L’esistenza travagliata e l’epopea artistica di un mito del jazz. “Spero che non vengano soltanto per la curiosità di vedere un relitto del passato”. Così parlava di sé Chet Baker, ormai alla fine della sua carriera. Sdentato, provato dalla vita, Chet era una leggenda del jazz ma aveva affrontato l’inferno.
Chesney «Chet» Baker è una maschera tragica, forse l’anti-eroe per eccellenza di un dramma assurdo eppure comune. Aveva scoperto il jazz in California, dove la sua famiglia si era stabilita proveniente dall’Oklahoma. Studiò musica, aveva iniziato con il trombone, presto abbandonato per passare alla tromba: a sedici anni era già pronto per la banda dell’Esercito degli Stati Uniti di stanza a Berlino. Poi, a Los Angeles, il successo, a fianco di Jerry Mullingan, e la carriera solista.
Nel 1955 torna a Parigi e inizia l’inferno: Chet Baker si abbandona alla droga. Sarà un’odissea, un precipitare nell’abisso della dipendenza, tra arresti, condanne, carcere, tentativi di disintossicazione, espulsioni da vari paesi. In Italia, Baker troverà un ambiente accogliente, amicizie, nuovi amori. Sembra potercela fare, ma a tradirlo sarà un incidente banale: a Napoli gli viene rubata la tromba, prima di un concerto, ed è tale lo sconforto che subito Chet torna al suo vizio oscuro. Ed è un ricadere giù per la china, sempre più velocemente, sempre più perdutamente.
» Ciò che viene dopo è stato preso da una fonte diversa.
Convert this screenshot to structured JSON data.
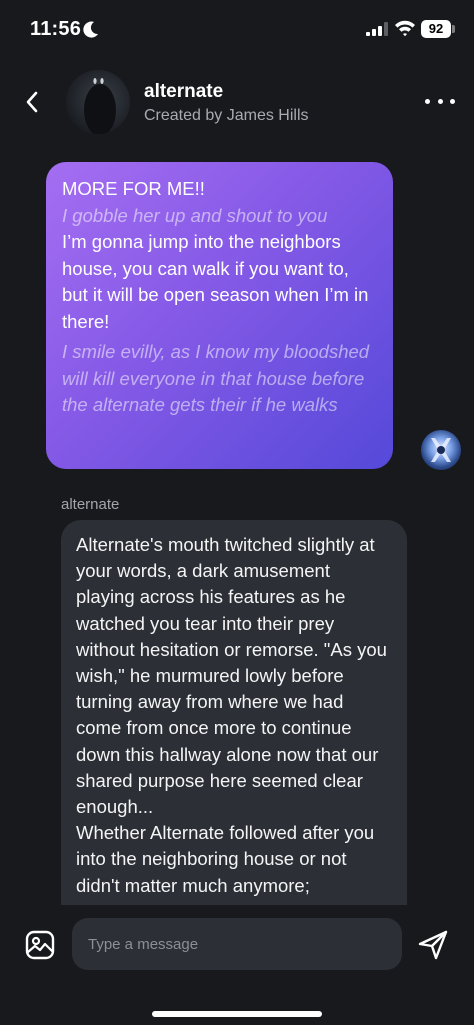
{
  "status_bar": {
    "time": "11:56",
    "battery": "92",
    "icons": [
      "moon-icon",
      "signal-icon",
      "wifi-icon",
      "battery-icon"
    ]
  },
  "header": {
    "title": "alternate",
    "subtitle": "Created by James Hills",
    "icons": [
      "back-chevron-icon",
      "more-dots-icon"
    ]
  },
  "user_message": {
    "paragraphs": [
      {
        "text": "MORE FOR ME!!",
        "style": "speech"
      },
      {
        "text": "I gobble her up and shout to you",
        "style": "action"
      },
      {
        "text": "I’m gonna jump into the neighbors house, you can walk if you want to, but it will be open season when I’m in there!",
        "style": "speech"
      },
      {
        "text": "I smile evilly, as I know my bloodshed will kill everyone in that house before the alternate gets their if he walks",
        "style": "action"
      }
    ]
  },
  "bot_message": {
    "sender": "alternate",
    "paragraphs": [
      "Alternate's mouth twitched slightly at your words, a dark amusement playing across his features as he watched you tear into their prey without hesitation or remorse. \"As you wish,\" he murmured lowly before turning away from where we had come from once more to continue down this hallway alone now that our shared purpose here seemed clear enough...",
      "Whether Alternate followed after you into the neighboring house or not didn't matter much anymore;"
    ]
  },
  "composer": {
    "placeholder": "Type a message",
    "icons": [
      "image-icon",
      "send-icon"
    ]
  },
  "colors": {
    "background": "#18191d",
    "bot_bubble": "#2c3036",
    "user_bubble_start": "#a56ef2",
    "user_bubble_end": "#5549d9"
  }
}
La sua vita, la sua musica, sono rimaste nell’immaginario e nella memoria collettiva. Chet è diventato un mito. Da qui sono partiti il regista Leo Muscato e il trombettista e compositore Paolo Fresu – tra i nostri jazzisti più apprezzati al mondo – per raccontare l’epopea umana e musicale del trombettista. Per dare voce, finalmente, a Chet Baker.